Le vieux gardien d’un village de vacances reçoit la visite impromptue d’un inconnu qui souhaite lui acheter des haricots. Pendant qu’ils les écossent ensemble, le maître des lieux déroule, dans une improvisation savante, le fil de sa vie.

Simple ouvrier croupissant dans la grisaille de la campagne polonaise, il a découvert un jour, grâce à la musique, qu’un ailleurs existe et son destin s’en est trouvé bouleversé. Au fil d’un récit lui-même porté par une grande musicalité, le narrateur révèle les événements et les personnes qui, au cours du vingtième siècle, l’ont façonné. Malgré les tragédies et les impasses historiques dont il fut le témoin, le vieil homme a su parvenir à une délicate lucidité face au monde.

Ce roman philosophique atypique raconte avec humour et émotion rien de moins qu’un demi-siècle d’histoire polonaise et européenne.

Prosateur et dramaturge, Wiesław Myśliwski (né en 1932) est une grande figure des lettres polonaises. L’Art d’écosser les haricots a reçu en 2006 le prix Nike, la plus importante récompense littéraire de Pologne.
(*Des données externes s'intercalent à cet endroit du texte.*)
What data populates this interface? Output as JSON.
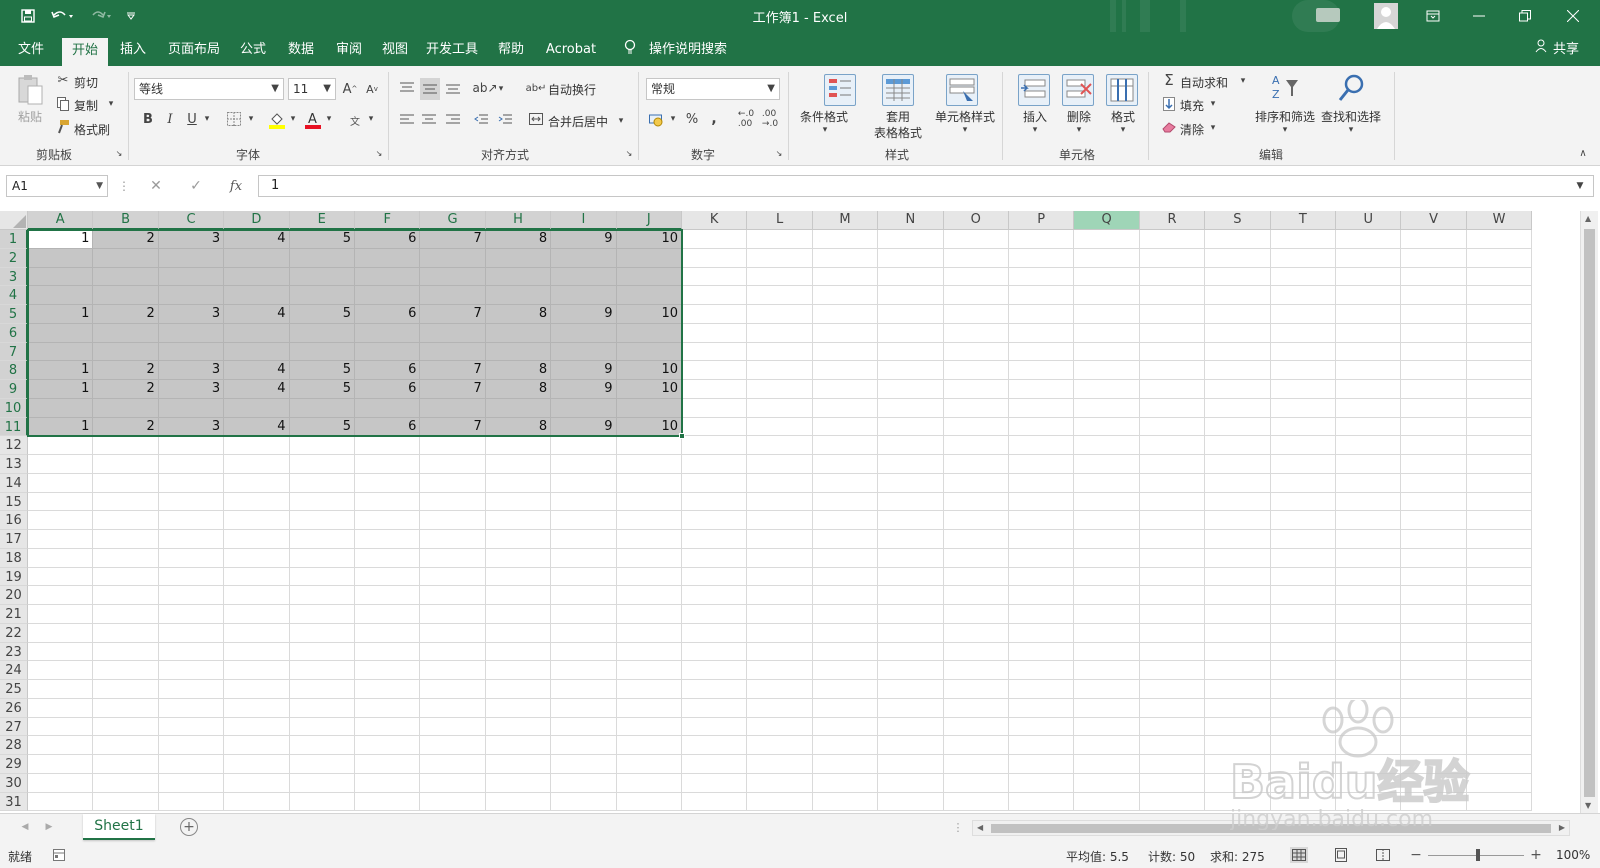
{
  "titlebar": {
    "title": "工作簿1  -  Excel",
    "save_icon": "save-icon",
    "undo_icon": "undo-icon",
    "redo_icon": "redo-icon",
    "customize_icon": "customize-qat-icon",
    "ribbon_display_icon": "ribbon-display-icon",
    "minimize_icon": "minimize-icon",
    "restore_icon": "restore-icon",
    "close_icon": "close-icon"
  },
  "menu": {
    "tabs": [
      "文件",
      "开始",
      "插入",
      "页面布局",
      "公式",
      "数据",
      "审阅",
      "视图",
      "开发工具",
      "帮助",
      "Acrobat"
    ],
    "active": "开始",
    "tell_me": "操作说明搜索",
    "share": "共享"
  },
  "ribbon": {
    "clipboard": {
      "paste": "粘贴",
      "cut": "剪切",
      "copy": "复制",
      "format_painter": "格式刷",
      "label": "剪贴板"
    },
    "font": {
      "name": "等线",
      "size": "11",
      "label": "字体",
      "bold": "B",
      "italic": "I",
      "underline": "U"
    },
    "alignment": {
      "wrap": "自动换行",
      "merge": "合并后居中",
      "label": "对齐方式"
    },
    "number": {
      "format": "常规",
      "percent": "%",
      "comma": ",",
      "label": "数字"
    },
    "styles": {
      "conditional": "条件格式",
      "table_line1": "套用",
      "table_line2": "表格格式",
      "cell_styles": "单元格样式",
      "label": "样式"
    },
    "cells": {
      "insert": "插入",
      "delete": "删除",
      "format": "格式",
      "label": "单元格"
    },
    "editing": {
      "autosum": "自动求和",
      "fill": "填充",
      "clear": "清除",
      "sort": "排序和筛选",
      "find": "查找和选择",
      "label": "编辑"
    }
  },
  "formula_bar": {
    "name_box": "A1",
    "value": "1",
    "fx": "fx"
  },
  "grid": {
    "columns": [
      "A",
      "B",
      "C",
      "D",
      "E",
      "F",
      "G",
      "H",
      "I",
      "J",
      "K",
      "L",
      "M",
      "N",
      "O",
      "P",
      "Q",
      "R",
      "S",
      "T",
      "U",
      "V",
      "W"
    ],
    "rows": [
      "1",
      "2",
      "3",
      "4",
      "5",
      "6",
      "7",
      "8",
      "9",
      "10",
      "11",
      "12",
      "13",
      "14",
      "15",
      "16",
      "17",
      "18",
      "19",
      "20",
      "21",
      "22",
      "23",
      "24",
      "25",
      "26",
      "27",
      "28",
      "29",
      "30",
      "31"
    ],
    "filled_rows": [
      "1",
      "5",
      "8",
      "9",
      "11"
    ],
    "values": [
      "1",
      "2",
      "3",
      "4",
      "5",
      "6",
      "7",
      "8",
      "9",
      "10"
    ],
    "selection": "A1:J11",
    "highlighted_column": "Q"
  },
  "sheets": {
    "tabs": [
      "Sheet1"
    ],
    "active": "Sheet1"
  },
  "status": {
    "ready": "就绪",
    "average": "平均值: 5.5",
    "count": "计数: 50",
    "sum": "求和: 275",
    "zoom": "100%"
  },
  "watermark": {
    "line1": "Baidu经验",
    "line2": "jingyan.baidu.com"
  },
  "colors": {
    "accent": "#217346",
    "selection_fill": "#c6c6c6",
    "column_highlight": "#9fd5b7"
  }
}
J’ai aimé : la mise en place, lente et toute en subtilité, du discours du narrateur. Il fait face à un visiteur muet auquel le lecteur finit par s’identifier. La profondeur philosophique du propos sur le temps, la mémoire, notre accès au réel. Le mystère, omniprésent dans ce livre (plus le narrateur livre des explications, plus il les approfondit, et plus les mystères s’épaississent !). Exemple : une description de « Robert », personnage énigmatique qui ne cesse de harceler le narrateur :

Pour ce qui est de Robert, il serait exagéré de dire que je l’ai bien connu. Nous n’avons jamais vraiment discuté en toute franchise. Nous nous connaissions depuis de longues années, mais sans jamais parvenir à nous tutoyer. Il tenait un magasin de souvenirs en ville… Quel genre de souvenirs ? Je n’en sais trop rien, je n’y suis jamais allé. Ce que je peux vous dire, en revanche, c’est qu’il s’en moquait pas mal dans ses lettres. Il disait, par exemple, qu’il n’aurait jamais pu acheter les objets qu’il vendait. Et que, si ce genre de souvenirs était censé raviver la mémoire, alors il valait mieux tout oublier. (P. 47.)
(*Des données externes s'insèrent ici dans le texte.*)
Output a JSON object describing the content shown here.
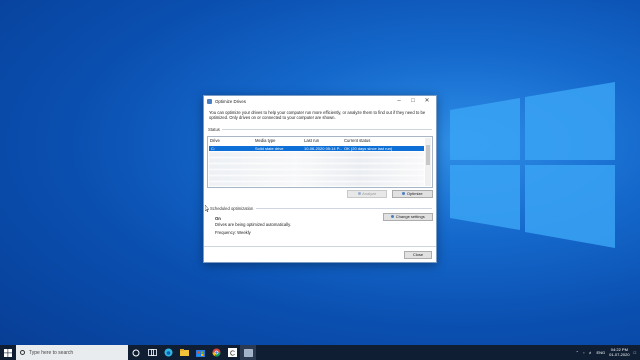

Les multiples épisodes de la vie du narrateur se placeront également sous le signe, à la fois de la précision et du non-élucidé. Y compris dans son expérience de la guerre, lorsque, après avoir vu sa famille décimée, il est contraint de vivre en se cachant dans les bois…

Ce roman complexe est agréable à lire, grâce au style alerte et fluide de l’auteur, et au talent de la traductrice Margot Carlier. C’est une heureuse vertu, car sa subtilité mérite plusieurs lectures.